Step 2: find the “next” entries
Now, if we take the first record from our list and begin to “step” further in the index while preserving the owner_id key, then all the records found are just the next in the resulting selection. Of course, only until we cross the application key of the second entry in the list.If it turned out that we “crossed” the second record, then the last read record should be added to the list instead of the first (with the same owner_id), after which we will sort the list again.
That is, it always turns out that we have no more than one entry in the list for each of the keys (if the records ended, but we did not “cross”, then the first record from the list simply disappears and nothing is added), and they are always sorted in ascending order of the application key (task_date, id).

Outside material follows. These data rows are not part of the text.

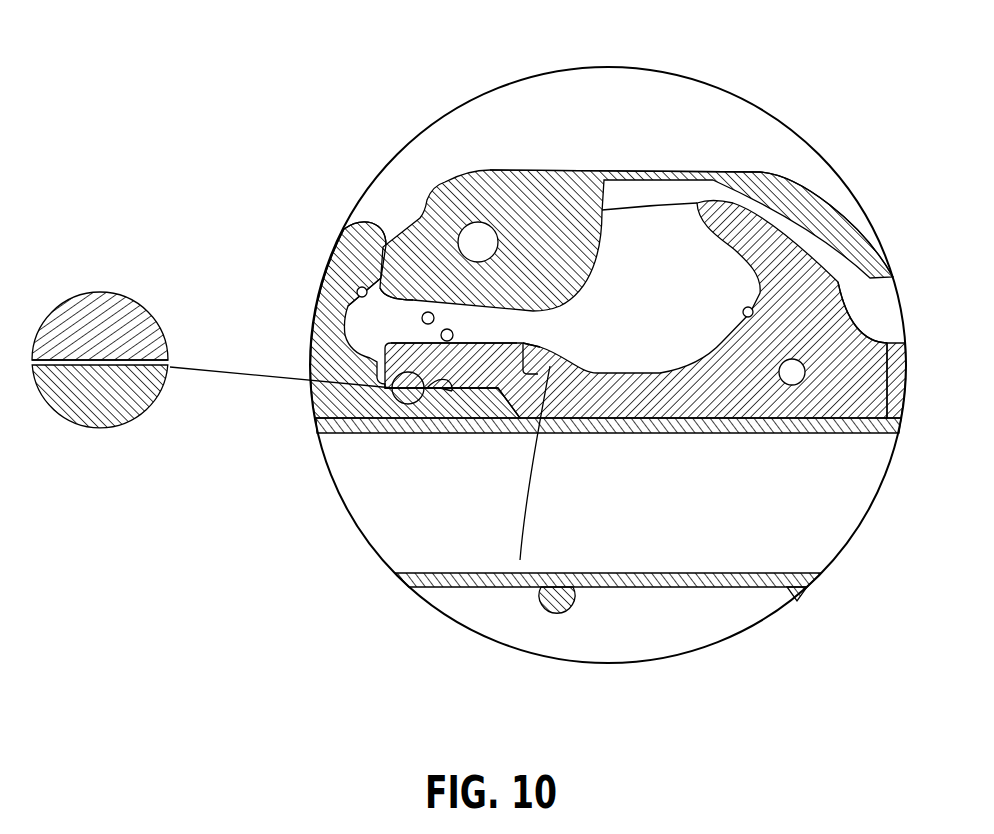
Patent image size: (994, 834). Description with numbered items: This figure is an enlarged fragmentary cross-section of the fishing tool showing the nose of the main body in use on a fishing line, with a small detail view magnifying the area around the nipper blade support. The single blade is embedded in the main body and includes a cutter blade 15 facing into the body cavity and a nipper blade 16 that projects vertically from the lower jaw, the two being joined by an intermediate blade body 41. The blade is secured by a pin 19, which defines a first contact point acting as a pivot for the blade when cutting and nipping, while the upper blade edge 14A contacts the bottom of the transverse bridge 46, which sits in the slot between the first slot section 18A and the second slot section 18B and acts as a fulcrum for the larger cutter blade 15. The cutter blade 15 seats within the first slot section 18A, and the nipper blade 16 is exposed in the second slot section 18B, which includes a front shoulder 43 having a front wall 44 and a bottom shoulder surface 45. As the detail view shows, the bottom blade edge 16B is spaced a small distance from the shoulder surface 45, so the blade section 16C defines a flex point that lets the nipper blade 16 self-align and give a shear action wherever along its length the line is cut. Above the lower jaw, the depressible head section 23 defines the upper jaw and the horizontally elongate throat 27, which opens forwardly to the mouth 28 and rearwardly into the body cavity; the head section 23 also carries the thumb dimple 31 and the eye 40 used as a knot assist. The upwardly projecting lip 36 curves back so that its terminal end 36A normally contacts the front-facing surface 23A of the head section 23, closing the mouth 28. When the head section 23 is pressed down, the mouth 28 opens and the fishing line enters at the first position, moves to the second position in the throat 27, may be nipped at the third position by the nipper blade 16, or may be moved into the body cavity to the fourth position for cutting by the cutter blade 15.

The upper blade edge 14A is at (575, 368).
The cutter blade 15 is at (760, 283).
The nipper blade 16 is at (350, 320).
The bottom blade edge 16B is at (465, 392).
The blade section 16C is at (493, 392).
The first slot section 18A is at (722, 193).
The second slot section 18B is at (453, 392).
The pin 19 is at (792, 380).
The head section 23 is at (490, 172).
The front-facing surface 23A is at (380, 285).
The throat 27 is at (468, 330).
The mouth 28 is at (323, 310).
The thumb dimple 31 is at (446, 329).
The lip 36 is at (360, 268).
The terminal end 36A is at (364, 225).
The eye 40 is at (478, 238).
The intermediate blade body 41 is at (805, 364).
The front shoulder 43 is at (411, 396).
The front wall 44 is at (372, 360).
The bottom shoulder surface 45 is at (443, 392).
The transverse bridge 46 is at (532, 350).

Step 3: filter and “expand” the records
In the part of the lines of our recursive selection, some entries are rv
duplicated - first we find such as “the intersecting border of the 2nd entry in the list”, and then substitute it as the 1st from the list. So the first appearance must be filtered.Scary final queryWITH RECURSIVE T AS (
WITH wrap AS (
WITH T AS (
SELECT
(
SELECT
r
FROM
task r
WHERE
owner_id = unnest
ORDER BY
task_date, id
LIMIT 1
) r
FROM
unnest('{1,2,4,8,16,32,64,128,256,512}'::integer[])
)
SELECT
array_agg(r ORDER BY (r).task_date, (r).id) list
FROM
T
)
SELECT
list
, list[1] rv
, FALSE not_cross
, 0 size
FROM
wrap
UNION ALL
SELECT
CASE
WHEN X._r IS NOT DISTINCT FROM NULL THEN
T.list[2:]
WHEN X.not_cross THEN
T.list
WHEN T.list[2] IS NULL THEN
'{}'
ELSE (
SELECT
coalesce(T.list[2] || array_agg(r ORDER BY (r).task_date, (r).id), '{}')
FROM
unnest(T.list[3:] || X._r) r
)
END
, X._r
, X.not_cross
, T.size + X.not_cross::integer
FROM
T
, LATERAL(
WITH wrap AS (
SELECT
CASE
WHEN NOT T.not_cross
THEN T.list[1]
ELSE (
SELECT
_r
FROM
task _r
WHERE
owner_id = (rv).owner_id AND
(task_date, id) > ((rv).task_date, (rv).id)
ORDER BY
task_date, id
LIMIT 1
)
END _r
)
SELECT
_r
, CASE
WHEN list[2] IS NULL AND _r IS DISTINCT FROM NULL THEN
TRUE
ELSE
coalesce(((_r).task_date, (_r).id) < ((list[2]).task_date, (list[2]).id), FALSE)
END not_cross
FROM
wrap
) X
WHERE
T.size < 20 AND
T.list IS DISTINCT FROM '{}'
)
SELECT
(rv).*
FROM
T
WHERE
not_cross;
[look at explain.tensor.ru]Thus, we exchanged 50% of data readings for 20% of the runtime . That is, if you have reasons to believe that reading can be long (for example, the data is often not in the cache, and you have to go to disk for it), then this way you can depend on reading less.In any case, the execution time turned out better than in the "naive" first version. But which of these 3 options to use - you choose.